While it may make for a catchy headline, tagging the Leerink analyst's note today on BSX as a "Least Helpful Call" is a bit of a misnomer. Actually, his "Least Helpful Call" may have been his last one (or several). No one yet knows how "helpful" (or "unhelpful") his latest one is.

Jeff:

Speaking of Carol Bartz, here's a nice interview of her management style in the 10/17/2009 NYT Corner Office series for other readers to peruse…enjoy!

Comparing Carol Bartz to Warren Buffet is a stretch. She was at Autodesk for 15 years. For the first 10 years of her tenure, the company limped along, while she feasted on option. She was swept up in the bubble spending on infrastructure and rode the wave. Most overrated CEO ever.

Well, so long as they're not in Yahoo Message-Board style, we post all comments.

And that last is a whopper. Bartz turned Autodesk from a one-hit wonder into an important technology company.

In the process, she made the shareholders rich, and she got paid for it.
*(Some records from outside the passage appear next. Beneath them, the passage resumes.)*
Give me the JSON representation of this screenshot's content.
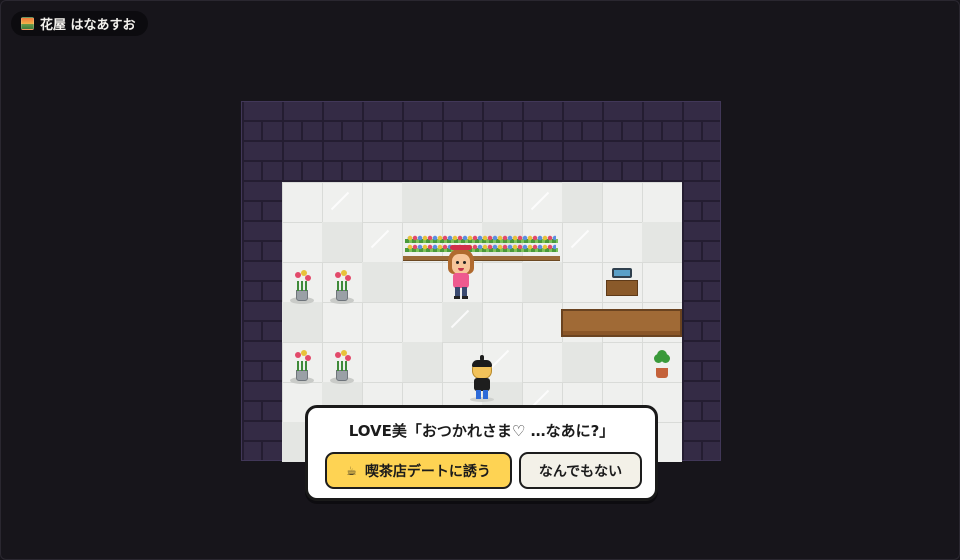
{
  "hud": {
    "location_name": "花屋 はなあすお",
    "location_icon": "sunset-image-icon"
  },
  "scene": {
    "npc_name": "LOVE美",
    "wall_color": "#342b45",
    "floor_color": "#eff0ee"
  },
  "dialog": {
    "speaker_line": "LOVE美「おつかれさま♡ …なあに?」",
    "choices": [
      {
        "icon": "coffee-cup-icon",
        "icon_glyph": "☕",
        "label": "喫茶店デートに誘う",
        "color": "#fed353"
      },
      {
        "label": "なんでもない",
        "color": "#f3f1e8"
      }
    ]
  }
}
That's how it's supposed to work.

JM

Jeff – another way to look at it would be that this analyst actually has the guts to make some negative comments when everyone seems to love the stock. In the past, even within this column, you have criticized analysts for just going with the crowd. This guy is certainly not doing that. I read every one of your posts, and I'm not sure how an analyst could really win with you. Isnt this guy doing a good job of expressing his opinion (albeit with a ton of qualifier, analyst-speak type words), which happens to be contrary with what the stock is doing?

I have no clue about the merits of Yahoo's stock price and would not be able to express an opinion on it. You say you offer no opinion on it, although by comparing Carol Bartz in her field to Warren Buffett in his, a "discerning" reader could probably glean you have more positive thoughts on her effect on the business then negative thoughts, no?